The Tabb study is based on interviews with 66 head traders at investment management firms with a total of $12.1 trillion in assets and 57 head traders at hedge funds with $182.1 billion. In the former group, 52 percent managed less than $50 billion, compared with 36 percent in 2009, New York-based Tabb said. Large firms, defined as investment companies overseeing more than $150 billion and hedge funds with more than $3 billion, accounted for 86 percent of total assets in each group.

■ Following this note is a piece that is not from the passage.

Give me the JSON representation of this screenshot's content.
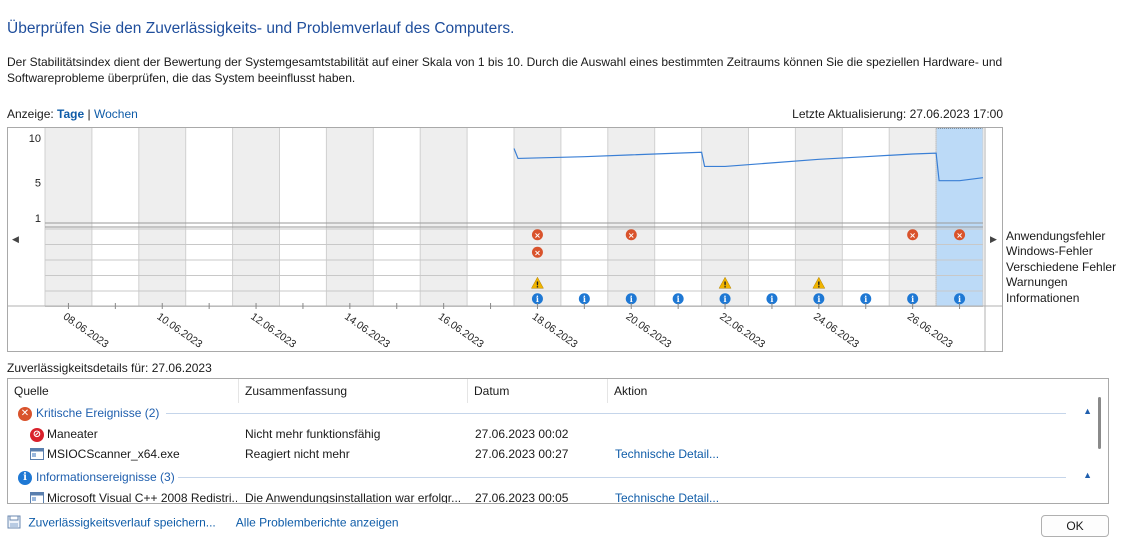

The top five providers of algorithms to asset managers and hedge funds are Credit Suisse Group AG, Investment Technology Group Inc., Bank of America Corp., Goldman Sachs Group Inc. and UBS AG. Credit Suisse trading strategies are used by 69 percent of firms, the study found. Algorithms from Sanford C. Bernstein & Co. are used by 19 percent of firms and those from Weeden & Co. by 13 percent. The report described the latter two firms as “winners” among mid-tier brokers.

Commissions

The estimated $15.3 billion asset managers and hedge funds will pay brokers in equity commissions this year is up slightly from $14.9 billion last year, the report said. The firms paid $17.2 billion in 2008. Asset managers accounted for 73.3 percent of those fees, down from 74.6 percent in the two previous years.

Traders at the firms surveyed will manage 9 percent of their volume themselves next year -- the same as this year -- by placing orders directly on exchanges in what’s called direct market access, the report said. Their use of crossing networks and dark pools, or private venues that don’t display quotes publicly, will rise 1 percentage point to 13 percent in 2011, Tabb said.

Brokers get 3.2 cents per share from hedge funds using their sales trading desk, compared with 2.9 cents paid by asset managers. Hedge funds pay higher commissions than asset managers for sales trading, direct market access, dark pool executions and baskets of stocks sent to so-called program desks at broker- dealers. The only category in which hedge fund rates are lower is algorithms, for which they pay an average 0.9 cents per share, compared to 0.7 cents paid by asset managers.

Low Touch

Commissions to sales desks have “probably hit bottom” while investment firms are likely to “demand more services on the low-touch side,” Morgan said. Low touch refers to the use of electronic trading tools. Sales traders at some brokers will need to provide more guidance to customers about how and when to use algorithms, while at others that advice may come from people staffing electronic desks, she said. “The buyside will also want more market color from low-touch desks,” she added.

Goldman’s Sigma X dark pool is used by 33 percent of the study participants, followed by Credit Suisse’s Crossfinder at 24 percent. Aqua, a system for transacting larger trades than are sent to stock exchanges, and UBS’s PIN dark pool are used by 20 percent of firms. Morgan Stanley’s MS Pool has connections to 17 percent of the firms surveyed, Tabb said.